New Product Introduction Expected to Return to Normal in Q3 2021

new products
Illustration: Shutterstock

During 2020, consumer buying behavior shifted, with many shoppers gravitating more towards products they were already familiar with. At the same time, production lines and supply chains were disrupted, and many remain so today. As a result, retailers and distributors have been less willing to add new products to their mix, and brands are pulling back their innovation pipeline to focus on optimizing sales of trusted favorites.

In looking at new product introductions over the past three quarters, it’s easy to see a big shift in the way all market participants are treating innovation items. New product introduction fell off a cliff in Q2 of 2020 and, while it came back slightly in Q3 and Q4, it is still well below normal levels. These shifts can be attributed to a combination of changes in distributor activity, retailer choices and consumer behavior. And unfortunately, things will not go back to normal overnight. 

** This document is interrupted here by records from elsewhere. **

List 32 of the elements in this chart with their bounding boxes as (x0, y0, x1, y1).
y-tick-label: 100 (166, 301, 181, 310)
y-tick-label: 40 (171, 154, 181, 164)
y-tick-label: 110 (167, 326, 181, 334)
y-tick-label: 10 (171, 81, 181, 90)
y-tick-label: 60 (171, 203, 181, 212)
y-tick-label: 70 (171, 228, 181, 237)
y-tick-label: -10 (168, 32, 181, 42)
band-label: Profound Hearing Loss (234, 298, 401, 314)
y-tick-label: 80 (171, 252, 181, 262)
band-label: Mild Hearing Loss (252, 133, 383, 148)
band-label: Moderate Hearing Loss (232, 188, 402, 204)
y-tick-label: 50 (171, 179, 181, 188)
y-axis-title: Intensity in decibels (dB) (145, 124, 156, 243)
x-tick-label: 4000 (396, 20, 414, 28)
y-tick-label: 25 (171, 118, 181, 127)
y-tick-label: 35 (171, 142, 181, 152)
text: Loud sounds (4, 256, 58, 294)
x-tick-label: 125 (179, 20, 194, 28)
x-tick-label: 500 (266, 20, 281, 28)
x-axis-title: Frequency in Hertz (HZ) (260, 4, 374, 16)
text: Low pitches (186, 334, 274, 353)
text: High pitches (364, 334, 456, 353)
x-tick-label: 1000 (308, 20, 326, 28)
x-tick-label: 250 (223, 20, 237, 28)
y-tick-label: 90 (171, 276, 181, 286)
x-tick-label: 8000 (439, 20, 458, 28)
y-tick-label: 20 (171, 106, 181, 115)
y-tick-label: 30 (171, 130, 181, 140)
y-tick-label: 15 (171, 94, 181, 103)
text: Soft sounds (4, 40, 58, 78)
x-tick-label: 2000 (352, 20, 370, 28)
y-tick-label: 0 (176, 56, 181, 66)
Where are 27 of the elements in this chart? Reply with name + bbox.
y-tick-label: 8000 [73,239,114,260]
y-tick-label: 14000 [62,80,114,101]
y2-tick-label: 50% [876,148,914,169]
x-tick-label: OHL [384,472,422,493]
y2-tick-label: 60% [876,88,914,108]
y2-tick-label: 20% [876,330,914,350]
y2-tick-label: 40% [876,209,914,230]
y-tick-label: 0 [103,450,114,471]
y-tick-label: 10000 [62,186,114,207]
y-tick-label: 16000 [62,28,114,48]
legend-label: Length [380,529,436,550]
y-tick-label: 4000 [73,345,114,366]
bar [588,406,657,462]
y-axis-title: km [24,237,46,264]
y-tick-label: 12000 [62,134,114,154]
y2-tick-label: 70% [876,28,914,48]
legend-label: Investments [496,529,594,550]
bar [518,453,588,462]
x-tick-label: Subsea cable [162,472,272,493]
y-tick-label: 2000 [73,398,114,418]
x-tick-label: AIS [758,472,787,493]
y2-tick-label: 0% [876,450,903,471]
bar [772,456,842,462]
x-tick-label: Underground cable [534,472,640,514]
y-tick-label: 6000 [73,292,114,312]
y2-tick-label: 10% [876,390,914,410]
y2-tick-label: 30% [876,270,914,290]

Skupos examined the top six products introduced nationwide each quarter in independent convenience retail. By focusing on product distribution, one can identify key trends in new product introduction. Skupos measures distribution as the percentage of stores selling each product.

skupos graph

As expected, the first quarter of 2020 showed normal distribution trends. A number of SKUs entered the market then rapidly achieved distribution over the first three months. The top six products shown above achieved anywhere from 15% to 65% adoption depending on the strength of the brand and distribution network. 

skupos graph

The second quarter was dramatically different. Right off the bat, no new item achieved more than 5% distribution in its first 12 weeks in the market. Quite notably, 16-ounce bottles of rubbing alcohol topped the list of best-sellers  for the quarter. With uncertainty in the market, brands put a hold on their innovation calendar. Distributors were not eager to put new products on their trucks, retailers were hesitant to stock new SKUs and consumers avoided new items in favor of tried-and-true favorites.

chart 3

Q3 of 2020, however, may be the most telling about where the market is headed. Things have slowly started to bounce back, however, there arestill trends from big brands that reflect that things are still not quite back to pre-COVID performance. For example, in this chart, Monster Energy, The Hershey Company, ABInBev and Molson Coors all hover around 10% to 20% distribution in their first three months on shelves. To put this into context, in Q1, Monster’s new entrant saw approximately 50% distribution within three months, compared to its Q3 introduction, which only reached about 20% distribution. 

skupos graph

Q4 saw similar trends to Q3, with many brands holding off on large-scale new product distribution. As evidenced in the chart above, brands prioritized distribution of seasonal offerings such as Bud Light Seltzer’s Ugly Sweater 12 pack and Starbucks’ Peppermint Mocha. Seasonal products such as these reached their highest distribution during the weeks leading up to the holidays and then tapered off. Similar to the products from Q3, other non-seasonal new products saw increases in distribution ramp up over time, with products like Reese’s Big Cup with Pretzels and Peanut Butter reaching a distribution high of 25% in its twelfth week on the shelves.

What to expect in 2021

Looking forward to 2021 and taking into consideration the trajectory of the pandemic, Skupos predicts that it won’t be until around Q3 of 2021 that the convenience retail market shows new product adoption rates similar to pre-pandemic levels.

As the world normalizes post-pandemic and consumers open back up to new experiences,  retailers can get excited about the next  wave of new products hit the market.